LGBTQIA+ people deserve to be treated with respect

For the next two and a half weeks, Sydney will be celebrating WorldPride 2023, an international LGBTQIA+ festival which will draw an estimated 500,000 people.

Timothy Cootes posted a caustic review on MercatorNet earlier this week. I found it deeply disturbing. Let me explain.

First, I know exactly how he feels because I have the same reaction. I am so tired of having gay ideology shoved down my throat, from pedestrian street crossings painted in rainbow colours to the ABC TV’s weather reporter, Nate, gushing how overwhelmingly exciting the WorldPride celebration is and the weather for it will be perfect!.

I believe that if you say to some Pride enthusiasts that the sky is blue, they will reply that blue is a colour in the gay flag. Everything – and I mean everything – is looked at through a gay lens.

Second, I feel it’s not right for me to feel like this. I have a lot of sympathy for gay people and their struggles to correct wrongful discrimination and I am appalled by what they have suffered in the past and still do suffer in some countries. I also believe we must accept people as they are and recognise their rights of self-determination – excluding, of course, evil doing or harming others.

I have learnt and still learn much from gay friends, especially two wonderful physicians with whom I have been close friends and a colleague for over 30 years – we’ve co-authored many bioethics articles. They are not partners; both are openly gay, but non-hysterical gay. Consequently, I was very surprised when I was living in Montreal and asked one if he would like to come to the Pride Parade with me, he refused. He said that did not reflect what he or his long-term partner felt about themselves as gay men. They both have a rich sense of personal identity, with diverse elements, of which being gay is an important one.

I was anathema in the gay community in the same-sex marriage debate for opposing same-sex marriage. I did so on the basis that I believed children had a right to both a mother and a father, if possible, their own biological parents, and same sex marriage abolished that right. I supported civil unions because they would not have affected children’s rights and would have given same-sex couples privileges and protections enjoyed by opposite-sex couples and to which same-sex couples had a right.

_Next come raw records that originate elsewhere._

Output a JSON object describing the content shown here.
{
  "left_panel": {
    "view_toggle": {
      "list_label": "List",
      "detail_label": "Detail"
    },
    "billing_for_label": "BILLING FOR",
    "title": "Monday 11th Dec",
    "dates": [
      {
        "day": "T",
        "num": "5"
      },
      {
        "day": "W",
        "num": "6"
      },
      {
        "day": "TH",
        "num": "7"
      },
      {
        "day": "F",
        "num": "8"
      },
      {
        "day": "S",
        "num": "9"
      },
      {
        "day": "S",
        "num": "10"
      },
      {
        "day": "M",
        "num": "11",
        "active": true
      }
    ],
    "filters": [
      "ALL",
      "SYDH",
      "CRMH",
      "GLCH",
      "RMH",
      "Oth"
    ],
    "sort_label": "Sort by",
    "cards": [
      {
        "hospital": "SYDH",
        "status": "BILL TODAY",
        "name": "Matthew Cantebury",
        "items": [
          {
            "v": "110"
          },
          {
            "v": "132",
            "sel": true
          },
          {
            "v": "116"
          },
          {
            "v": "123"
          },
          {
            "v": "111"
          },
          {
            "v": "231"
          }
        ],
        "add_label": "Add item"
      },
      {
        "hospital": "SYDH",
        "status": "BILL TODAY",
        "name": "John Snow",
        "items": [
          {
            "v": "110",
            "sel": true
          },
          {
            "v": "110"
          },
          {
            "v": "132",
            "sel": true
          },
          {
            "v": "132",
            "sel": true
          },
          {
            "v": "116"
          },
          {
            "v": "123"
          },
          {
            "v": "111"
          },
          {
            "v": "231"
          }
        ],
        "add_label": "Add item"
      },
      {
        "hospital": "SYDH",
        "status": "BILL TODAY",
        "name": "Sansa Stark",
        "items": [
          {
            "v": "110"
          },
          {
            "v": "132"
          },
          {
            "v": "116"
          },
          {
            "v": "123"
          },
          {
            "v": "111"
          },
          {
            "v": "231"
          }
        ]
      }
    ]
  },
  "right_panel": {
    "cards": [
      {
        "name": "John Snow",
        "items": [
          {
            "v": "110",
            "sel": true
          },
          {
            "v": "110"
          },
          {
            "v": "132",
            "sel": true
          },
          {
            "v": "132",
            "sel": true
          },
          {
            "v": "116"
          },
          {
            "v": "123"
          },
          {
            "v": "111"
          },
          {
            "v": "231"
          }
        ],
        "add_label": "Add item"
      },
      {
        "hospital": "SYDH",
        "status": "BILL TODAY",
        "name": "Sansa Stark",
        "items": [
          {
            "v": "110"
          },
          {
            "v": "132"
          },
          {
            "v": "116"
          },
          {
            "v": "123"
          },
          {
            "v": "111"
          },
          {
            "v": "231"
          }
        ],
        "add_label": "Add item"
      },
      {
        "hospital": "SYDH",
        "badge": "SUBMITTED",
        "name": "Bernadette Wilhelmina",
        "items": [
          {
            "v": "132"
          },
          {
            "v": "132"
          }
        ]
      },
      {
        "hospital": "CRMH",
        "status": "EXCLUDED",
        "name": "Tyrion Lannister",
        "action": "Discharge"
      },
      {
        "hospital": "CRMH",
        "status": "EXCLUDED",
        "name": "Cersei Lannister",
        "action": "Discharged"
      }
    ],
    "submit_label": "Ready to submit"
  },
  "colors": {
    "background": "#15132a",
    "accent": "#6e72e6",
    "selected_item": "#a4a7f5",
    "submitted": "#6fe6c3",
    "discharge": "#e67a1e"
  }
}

During the HIV/AIDS epidemic, when we didn’t know what the cause was and gay men were being targeted as pariahs, I tried to defend them from breaches of their human rights and they recognised and lauded that. When I spoke against same-sex marriage one of the most heart-breaking emails I received was: “Why have you turned on us?”

Third, without meaning any disrespect to Timothy Cootes, negativity, scorn, and condemnation are the wrong approach.  

This approach is why people with more traditional or conservative values have been so unsuccessful in having those values prevail. We need to give people positive reasons to consider and, one hopes, accept them not just rail against the people who have so-called “progressive” values.

We need to act with moral humility, that is, realise we are all morally fallible; listen carefully to those who disagree with us and certainly not sneer at them.

Opponents need the openness to step out of their own skins sometimes and try to imagine how other people feel. That helps them not only to be more understanding of those who disagree with them, but also to see the strengths and weaknesses of their own standpoint. For instance, they should attempt the mental experiment of comparing the exuberance of thousands of young Catholics for World Youth Day, which like WorldPride, was held in Sydney (and attended by Pope Benedict XVI) with the upcoming extravaganza. Some of the similarities and analogies might surprise them -- and analysing the relevant differences is a more fruitful way of discussing WorldPride than mocking it.

In fact, I do sense some similarities. For example, is “Pride” a “secular religion”? Is the Pride Festival a quasi-religious celebration?

I think that it is important to point out that the LGBTQIA+ grouping is not a cohesive community. A former brilliant law student of mine at McGill University in Montreal was a leader in the Canadian gay community and is now a professor of human rights law at King’s College in London, Robert Wintemute.

He emailed me a few weeks ago. He had accepted invitations to give a series of lectures across the country, arguing that LGB (Lesbian, Gay and Bisexual) issues were different from T (transgender) issues and that the two groups and their issues should be dealt with separately.

He was met with a storm of protest that became headline news in Canada. Transgender people and their advocates blocked his presentation to staff and students at McGill, his alma mater.

In conclusion, I believe Timothy Cootes’ recent article in MercatorNet was harmful rather than helpful to the cause of those who are worried about the promotion of LGBTQIA+ ideology, especially on impressionable children and young adults. Each side of a debate must respect the other side, because respect can only exist if it is mutual.

Having written this article, I fear that a comment by one of my students will again be applicable: “Professor Somerville, you have everyone angry with you.” He added, however, “That might mean that you are on to something very important.” I hope so!